Muchow noted that Tennessee, often quoted by Gov. Jim Justice As a model for his proposal, he has property taxes 56% higher than West Virginia, has the highest sales tax in the country at 9.55%, taxes groceries at 6.25%, and levies an additional sales tax of 2.75% Luxury goods.

Additionally, he notes that general corporate taxes are higher in Tennessee and that as a personal concern, the state has significantly higher consumption taxes, including a beer tax that is dramatically higher than West Virginia.

Muchow also noted, “Pro Captia spends Tennessee less on (public) education and higher education than West Virginia.”

(I assumed that cutting spending on programs and services might be the real intent of reducing income tax.)

West Virginia would likely make spending cuts under the original Senate plan, with Muchow estimating it would cut general revenue by $ 185 million in its first full year.

(In his videoconference accusing House leadership of killing his plan by refusing to enforce it without scrutiny like the Senate, Justice claimed Muchow had submitted a tax bill stating that the plan would raise state revenue by $ 80 million. I can’t find such a tax note. Justice also said he took an increase in property tax off the table in negotiations. I can’t find any evidence that property taxes were ever on track.)

In particular, Muchow pointed out that West Virginia currently has the 17th lowest per capita tax burden and local tax burden. This begs a question I tried to ask earlier: If our already low tax burden doesn’t attract people and businesses into the state, how low do we have to be to be supposedly attractive?

While the judiciary appears unwilling to abandon his plan, state taxpayers should require him to produce reliable independent evidence to support his premise of a direct causal effect between income tax cuts, sales tax increases and increases, and economic and population growth.

I’ll bet what’s left of Justice’s fortune that no one can be found.

Finally, legislation to permanently liberalize beer, wine and liquor regulations during the pandemic (HB2025) posed an interesting problem, as Major League Baseball reissued minor league baseball, which West Virginia cost all four affiliated professional baseball teams.

The State Code (60-8-3 (i) 1) provides a special license for the sale of wine in “professional baseball stadiums”, defined as “a facility primarily for the use of one approved by the National Association of Professional Baseball -Leagues, Inc. or its successor used as a major or minor league baseball park. “

(The National Association was the governing body of the small leagues before MLB blew it all up.)

With the changes, West Virginia Power is now a member of the independent Atlantic League and no longer strictly defines a minor league team, while the stadiums in Morgantown, Bluefield and Princeton are no longer “professional ball parks” since the three are now Amateur Collegiate Wood Bat League teams host.

(For practical reasons, I don’t think Bluefield or Princeton ever sold adult drinks.)

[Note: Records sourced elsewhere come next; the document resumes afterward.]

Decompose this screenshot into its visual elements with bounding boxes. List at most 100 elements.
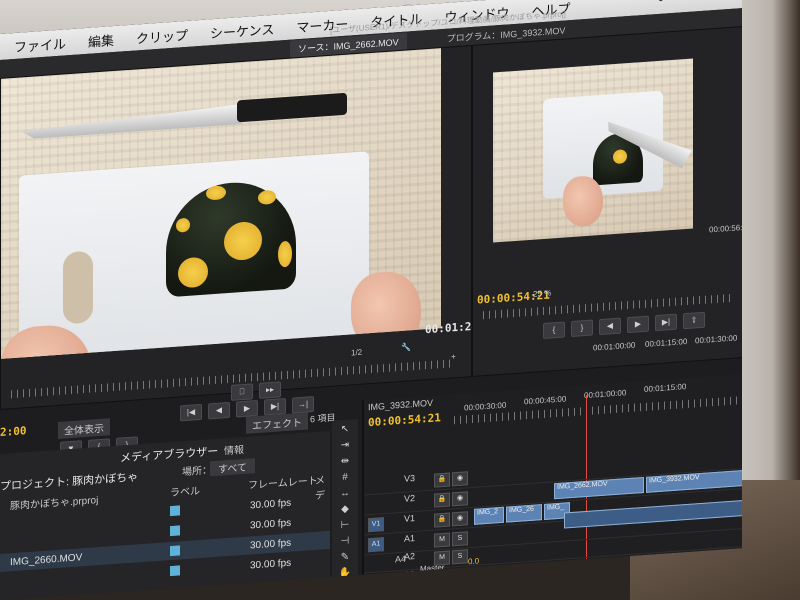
view-mode-select[interactable]: 全体表示 bbox=[58, 418, 110, 439]
lock-icon[interactable]: 🔒 bbox=[434, 492, 450, 508]
tab-effects[interactable]: エフェクト bbox=[246, 412, 308, 434]
play-icon[interactable]: ▶ bbox=[627, 315, 649, 334]
rate-stretch-icon[interactable]: ↔ bbox=[338, 487, 352, 500]
step-forward-icon[interactable]: ▶| bbox=[264, 398, 286, 416]
knife-handle bbox=[237, 92, 347, 123]
ruler-label: 00:00:30:00 bbox=[464, 400, 507, 413]
add-icon[interactable]: + bbox=[451, 352, 456, 361]
item-name bbox=[10, 511, 170, 522]
source-patch-v1[interactable]: V1 bbox=[368, 517, 384, 533]
mark-in-icon[interactable]: { bbox=[543, 321, 565, 340]
step-forward-icon[interactable]: ▶| bbox=[655, 313, 677, 332]
insert-icon[interactable]: ⎕ bbox=[231, 383, 253, 401]
program-video-frame[interactable] bbox=[493, 58, 693, 243]
pumpkin-flesh-spot bbox=[613, 149, 627, 165]
eye-icon[interactable]: ◉ bbox=[452, 511, 468, 527]
track-label: V3 bbox=[404, 472, 416, 484]
source-zoom-select[interactable]: 1/2 bbox=[351, 348, 362, 358]
pumpkin-flesh-spot bbox=[176, 217, 190, 233]
ripple-edit-icon[interactable]: ⇹ bbox=[338, 455, 352, 468]
tab-info[interactable]: 情報 bbox=[224, 441, 244, 457]
go-to-out-icon[interactable]: →| bbox=[292, 396, 314, 414]
track-select-icon[interactable]: ⇥ bbox=[338, 439, 352, 452]
board-handle-hole bbox=[63, 250, 93, 325]
lift-icon[interactable]: ⇪ bbox=[683, 311, 705, 330]
program-ruler-label: 00:01:30:00 bbox=[695, 333, 738, 346]
tools-panel: ↖ ⇥ ⇹ # ↔ ◆ ⊢ ⊣ ✎ ✋ 🔍 bbox=[332, 418, 358, 595]
label-swatch bbox=[170, 545, 180, 557]
source-patch-a1[interactable]: A1 bbox=[368, 537, 384, 553]
master-label: Master bbox=[420, 562, 445, 574]
clip[interactable]: IMG_26 bbox=[506, 504, 542, 523]
go-to-in-icon[interactable]: |◀ bbox=[180, 403, 202, 422]
program-ruler-label: 00:01:00:00 bbox=[593, 340, 636, 353]
status-icons: ● ◐ ✱ ◔ ▮ bbox=[658, 0, 728, 5]
item-fps: 30.00 fps bbox=[250, 517, 292, 532]
column-framerate[interactable]: フレームレート bbox=[248, 472, 318, 492]
solo-button[interactable]: S bbox=[452, 531, 468, 547]
zoom-icon[interactable]: 🔍 bbox=[338, 583, 352, 596]
solo-button[interactable]: S bbox=[452, 549, 468, 565]
lock-icon[interactable]: 🔒 bbox=[434, 512, 450, 528]
rolling-edit-icon[interactable]: # bbox=[338, 471, 352, 484]
item-fps: 30.00 fps bbox=[250, 497, 292, 512]
source-video-frame[interactable] bbox=[1, 48, 441, 359]
play-icon[interactable]: ▶ bbox=[236, 399, 258, 418]
ruler-label: 00:01:15:00 bbox=[644, 382, 687, 394]
slip-tool-icon[interactable]: ⊢ bbox=[338, 519, 352, 532]
track-a4-label: A4 bbox=[395, 553, 407, 565]
program-timecode-right: 00:00:56:15 bbox=[709, 222, 742, 235]
project-panel: メディアブラウザー 情報 プロジェクト: 豚肉かぼちゃ 豚肉かぼちゃ.prpro… bbox=[0, 430, 330, 600]
eye-icon[interactable]: ◉ bbox=[452, 491, 468, 507]
menu-edit[interactable]: 編集 bbox=[88, 30, 114, 51]
item-name bbox=[10, 571, 170, 582]
pumpkin-flesh-spot bbox=[178, 256, 208, 289]
location-select[interactable]: すべて bbox=[210, 458, 255, 477]
menu-sequence[interactable]: シーケンス bbox=[210, 18, 274, 42]
pumpkin-flesh-spot bbox=[258, 189, 276, 205]
track-label: A3 bbox=[404, 568, 416, 580]
razor-icon[interactable]: ◆ bbox=[338, 503, 352, 516]
ruler-label: 00:00:45:00 bbox=[524, 394, 567, 407]
pumpkin-flesh-spot bbox=[224, 220, 262, 262]
knife-blade bbox=[21, 104, 241, 139]
track-label: A1 bbox=[404, 532, 416, 544]
label-swatch bbox=[170, 565, 180, 577]
program-monitor-panel: 00:00:56:15 00:00:54:21 25 % { } ◀ ▶ ▶| … bbox=[472, 25, 742, 377]
mark-out-icon[interactable]: } bbox=[571, 319, 593, 338]
program-ruler-label: 00:01:15:00 bbox=[645, 336, 688, 349]
ruler-label: 00:01:00:00 bbox=[584, 388, 627, 401]
pumpkin-flesh-spot bbox=[206, 185, 226, 201]
item-name bbox=[10, 531, 170, 542]
tab-sequence[interactable]: IMG_3932.MOV bbox=[368, 398, 433, 413]
eye-icon[interactable]: ◉ bbox=[452, 471, 468, 487]
timeline-timecode: 00:00:54:21 bbox=[368, 411, 441, 430]
menu-clip[interactable]: クリップ bbox=[136, 24, 188, 47]
column-label[interactable]: ラベル bbox=[170, 482, 200, 499]
source-monitor-panel: 00:01:24:28 1/2 🔧 + ⎕ ▸▸ bbox=[0, 44, 498, 411]
overwrite-icon[interactable]: ▸▸ bbox=[259, 381, 281, 399]
project-name: プロジェクト: 豚肉かぼちゃ bbox=[0, 471, 139, 493]
hand-icon[interactable]: ✋ bbox=[338, 567, 352, 580]
lock-icon[interactable]: 🔒 bbox=[434, 472, 450, 488]
item-fps: 30.00 fps bbox=[250, 557, 292, 572]
wrench-icon[interactable]: 🔧 bbox=[401, 342, 411, 352]
master-value[interactable]: 0.0 bbox=[468, 556, 479, 566]
screen: ファイル 編集 クリップ シーケンス マーカー タイトル ウィンドウ ヘルプ ●… bbox=[0, 0, 742, 600]
hand bbox=[563, 174, 603, 228]
item-fps: 30.00 fps bbox=[250, 537, 292, 552]
clip[interactable]: IMG_2 bbox=[474, 506, 504, 525]
program-zoom-select[interactable]: 25 % bbox=[533, 288, 551, 298]
location-label: 場所： bbox=[182, 465, 212, 479]
step-back-icon[interactable]: ◀ bbox=[599, 317, 621, 336]
source-left-timecode: 2:00 bbox=[0, 424, 27, 439]
step-back-icon[interactable]: ◀ bbox=[208, 401, 230, 420]
selection-tool-icon[interactable]: ↖ bbox=[338, 423, 352, 436]
track-label: V1 bbox=[404, 512, 416, 524]
slide-tool-icon[interactable]: ⊣ bbox=[338, 535, 352, 548]
menu-file[interactable]: ファイル bbox=[14, 33, 66, 56]
pumpkin-flesh-spot bbox=[278, 240, 292, 268]
mute-button[interactable]: M bbox=[434, 532, 450, 548]
timeline-panel: IMG_3932.MOV 00:00:54:21 00:00:30:00 00:… bbox=[362, 373, 742, 592]
pen-icon[interactable]: ✎ bbox=[338, 551, 352, 564]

It is. Richard Lindsay, D-Kanawha, raised the issue during the discussion of the law in the Senate Judiciary Committee. Legal counsel to the committee Tom Smith said he believes the Power Ball Club can continue to serve wine as professional baseball will continue to be held at Power Park, but the West Virginia Black Bears seem out of luck with wine sales.

It would be a shame if the power park wine sales had to be shut down for technical reasons, as tough as a lawyer / lobbyist Wendel Turner worked to pass the legislation in part on behalf of his wife, Janeenjoying the occasion of Glass of Wine at the Ballyard.